Pour se consoler, comme en fait ils étaient libres après l’enterrement, Gaspard emmenait l’agrégé chez le bistro. Au bout de quelques semaines, ils connurent tous les cafés de A… Et pourtant A… a autant de cafés que de maisons. Il y en a dix qui guettent les trains en face la gare, vingt autour de l’église pour faire concurrence au curé, et dans les deux rues commerçantes, ils sont alignés comme marchandes au marché, avec l’attrait mystérieux de leurs rideaux de vitrage, qui cachent l’intérieur au passant. Mais l’agrégé qui n’aimait pas boire, se morfondait autant, les coudes sur une table d’estaminet, que les pieds dans la sinistre cour.

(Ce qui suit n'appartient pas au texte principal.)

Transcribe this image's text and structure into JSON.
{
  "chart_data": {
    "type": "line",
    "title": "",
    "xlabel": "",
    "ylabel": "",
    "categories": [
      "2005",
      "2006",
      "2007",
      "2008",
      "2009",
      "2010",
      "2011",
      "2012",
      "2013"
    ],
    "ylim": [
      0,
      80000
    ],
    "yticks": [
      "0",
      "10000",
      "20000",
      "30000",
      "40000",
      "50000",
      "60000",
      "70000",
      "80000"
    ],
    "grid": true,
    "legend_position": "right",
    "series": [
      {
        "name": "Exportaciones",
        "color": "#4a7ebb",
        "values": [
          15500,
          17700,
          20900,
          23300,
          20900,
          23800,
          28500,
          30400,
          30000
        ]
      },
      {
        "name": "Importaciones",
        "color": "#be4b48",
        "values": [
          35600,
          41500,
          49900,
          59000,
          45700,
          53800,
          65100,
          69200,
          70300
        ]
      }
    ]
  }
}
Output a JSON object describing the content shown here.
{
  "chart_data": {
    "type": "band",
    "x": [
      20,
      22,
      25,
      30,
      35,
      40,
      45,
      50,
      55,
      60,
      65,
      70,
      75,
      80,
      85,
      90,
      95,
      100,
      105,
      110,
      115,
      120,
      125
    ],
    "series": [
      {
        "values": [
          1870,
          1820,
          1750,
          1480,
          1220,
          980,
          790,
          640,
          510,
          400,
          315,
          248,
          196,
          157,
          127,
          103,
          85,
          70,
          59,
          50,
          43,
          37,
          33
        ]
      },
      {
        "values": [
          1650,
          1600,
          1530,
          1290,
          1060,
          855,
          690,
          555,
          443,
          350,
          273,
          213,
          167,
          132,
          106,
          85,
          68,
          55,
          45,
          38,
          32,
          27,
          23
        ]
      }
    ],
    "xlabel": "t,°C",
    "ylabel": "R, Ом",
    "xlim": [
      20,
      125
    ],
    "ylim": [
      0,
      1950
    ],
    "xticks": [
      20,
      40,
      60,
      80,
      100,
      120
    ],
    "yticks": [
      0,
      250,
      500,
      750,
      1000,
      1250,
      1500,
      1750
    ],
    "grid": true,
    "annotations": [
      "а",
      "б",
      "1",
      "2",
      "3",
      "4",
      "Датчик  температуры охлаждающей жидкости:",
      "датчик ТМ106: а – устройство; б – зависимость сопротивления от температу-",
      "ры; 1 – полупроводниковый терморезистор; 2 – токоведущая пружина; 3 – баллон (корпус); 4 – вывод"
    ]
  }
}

Lui si doux, il s’aigrissait. Lui si poli, parlait crûment. Et le dimanche même, quand on ne les tenait plus dans le quartier, quand la grille était ouverte, quand, avec Gaspard, il pouvait se dire « libre », — quelle amertume ! quelle rage ! quelle tristesse !… Où aller ? Où tourner ? Où traîner ses chaussures à clous ? — Qu’elle était morne, vide, lugubre, cette petite cité normande, par un dimanche d’hiver !…

Il y a un château ; c’est la prison ; — une place d’Armes : le vent du Nord la glace ; — une rivière : mais honteuse et sale, elle tourne la ville et coule au dehors.